An overview of related work in the domain of information retrieval is presented in Section 2. The details of estimating the embeddings are discussed in section 3. Section 4 elaborates experiments and results using the proposed embeddings for various tasks. Finally section 5 recapitulates the proposed approach with current applications and scope of future extensions.
2 Related Work
In past few years, word embeddings have found a major role for solving different tasks in multiple domains like Natural Language Processing and Machine Learning. Word embedding is basically a representation of a word in a vector space and there are different ways to learn this representation- to model semantic or syntagmatic relationships. Traditionally, techniques like Singular Value Decomposition (SVD) and Principal Component Analysis (PCA) were applied to generate dense word representations. With the advent of neural networks, it became possible to learn more enhanced word representations. Different variants of word embeddings such as word2vec [16], GloVe [20] have been proposed for learning dense distributed representation of words. These window based methods count the number of co-occurrences of terms in the training corpus and suggest how likely is a term to occur with other terms. Such methods have been highly effective in solving different problems such as Text Summarization, Sentiment Analysis, and Machine Translation. Later, the idea of neural word embeddings was extended to learn document-level embeddings [13] which opened further interesting use-cases. Information Retrieval is one such domain.
In 2015, a unified framework for monolingual and cross lingual information retrieval was formulated using word embeddings [28]. Dual Embedding Space model using word embeddings was proposed for the task of document ranking [17]. Also, there are methods for solving the problem of term weighting and query interpretation using distributed representation of words [31]. Word and document embeddings have also found their use in applications such as query expansion and estimation of accurate query language models in the task of retrieval [29]. In general, query expansion is based on pseudo relevance feedback [22] to enhance the performance of ad-hoc retrieval. Initial work in query expansion utilized word2vec (continuous bag-of-words) embedding approach [12].
Currently, researchers are experimenting to build robust word embeddings to analyze their usage in different problems of information retrieval. The novelty of locally-trained word embeddings are nicely highlighted in [7]. They have shown that these locally trained word embeddings outperform the globally trained ones (like word2vec, GloVe, etc.) for retrieval tasks. It isn't necessary that what a word means globally also means the same in a local context. Building on the same line of work, relevance-based word embeddings [30] were explored to propose two new cost functions to learn word embedding specifically for retrieval tasks like query expansion and classification.

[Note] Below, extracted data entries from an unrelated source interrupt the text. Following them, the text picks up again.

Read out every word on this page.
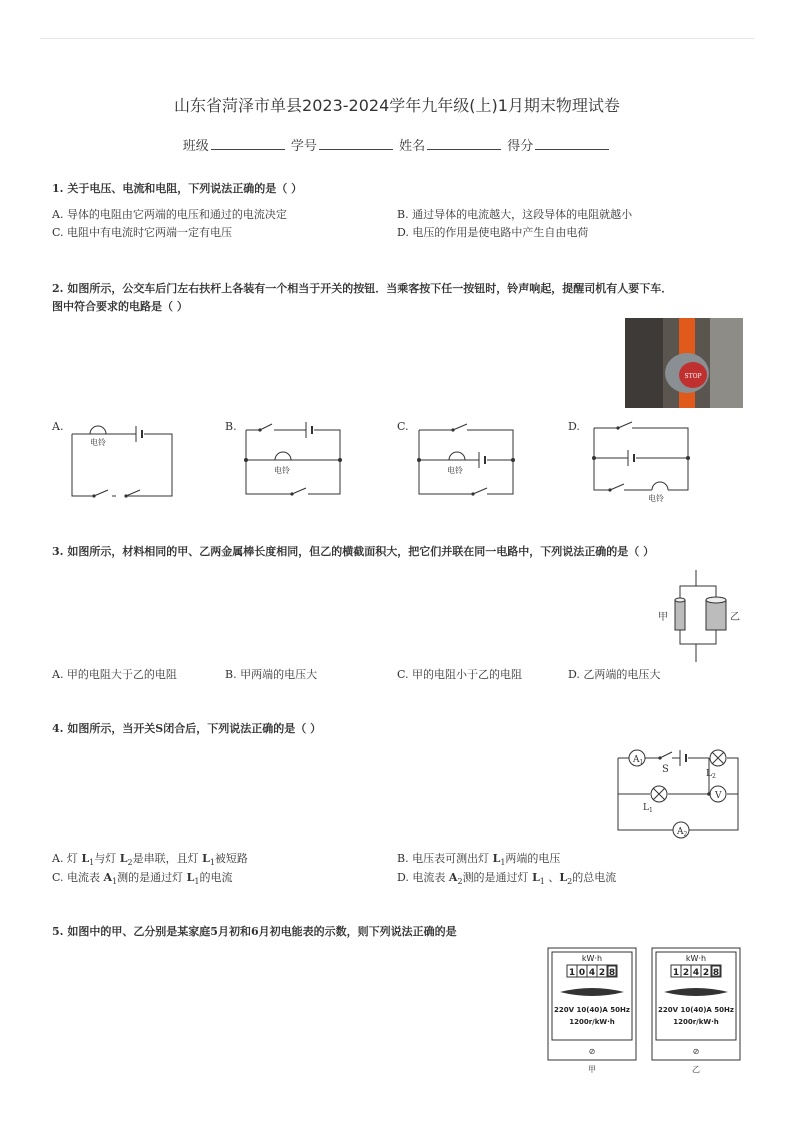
山东省菏泽市单县2023-2024学年九年级(上)1月期末物理试卷
班级	学号	姓名	得分
1. 关于电压、电流和电阻，下列说法正确的是（ ）
A. 导体的电阻由它两端的电压和通过的电流决定	B. 通过导体的电流越大，这段导体的电阻就越小
C. 电阻中有电流时它两端一定有电压	D. 电压的作用是使电路中产生自由电荷
2. 如图所示，公交车后门左右扶杆上各装有一个相当于开关的按钮．当乘客按下任一按钮时，铃声响起，提醒司机有人要下车．
图中符合要求的电路是（ ）
STOP
A.	B.	C.	D.
电铃
电铃	电铃
电铃
3. 如图所示，材料相同的甲、乙两金属棒长度相同，但乙的横截面积大，把它们并联在同一电路中，下列说法正确的是（ ）
甲	乙
A. 甲的电阻大于乙的电阻	B. 甲两端的电压大	C. 甲的电阻小于乙的电阻	D. 乙两端的电压大
4. 如图所示，当开关S闭合后，下列说法正确的是（ ）
$A_1$
$A_2$
V
S	$L_2$
$L_1$
A. 灯 $L_1$与灯 $L_2$是串联，且灯 $L_1$被短路	B. 电压表可测出灯 $L_1$两端的电压
C. 电流表 $A_1$测的是通过灯 $L_1$的电流	D. 电流表 $A_2$测的是通过灯 $L_1$ 、$L_2$的总电流
5. 如图中的甲、乙分别是某家庭5月初和6月初电能表的示数，则下列说法正确的是
kW·h
1 0 4 2 8
220V 10(40)A 50Hz
1200r/kW·h
⊘
甲
kW·h
1 2 4 2 8
220V 10(40)A 50Hz
1200r/kW·h
⊘
乙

These days, mobile applications form a large chunk of data which is available for consumption. Some work has been done to mine user-reviews on mobile applications [27]. Mobile app retrieval has been experimented by few researchers to learn application representation using topic modeling [19] and intention in social media text [18]. Very recent work has been done to build a unified mobile search framework using neural approaches to learn high-dimensional representations for mobile apps [1]. Also, there are recent attempts made to use Learning-to-Rank algorithms for optimizing retrieval of mobile notifications triggered by installed apps [3]. However, application embeddings have been rarely utilized to perform query expansion, nearest neighbor analysis and other tasks related to mobile applications.
This paper proposes a novel method to learn dense word embeddings from app descriptions. The learned word embeddings are then used to compute relevance-based application embeddings which are suitable for retrieval and categorization of Mobile Apps.
3 Proposed Method
The following section details the method to extract word embeddings from app descriptions. As discussed in section 2 embedding techniques like word2vec and Glove are not suitable for information retrieval tasks as they are based on co-occurrence and fail to capture the associated relevance. It is observed that task specific embeddings generally perform better. To improve performance in tasks related to retrieval, it is important to learn these representations which carries the notion of relevance. With this motivation, the following subsection 3.1 discusses the process of learning this representation (word embedding) for each unique word in the vocabulary.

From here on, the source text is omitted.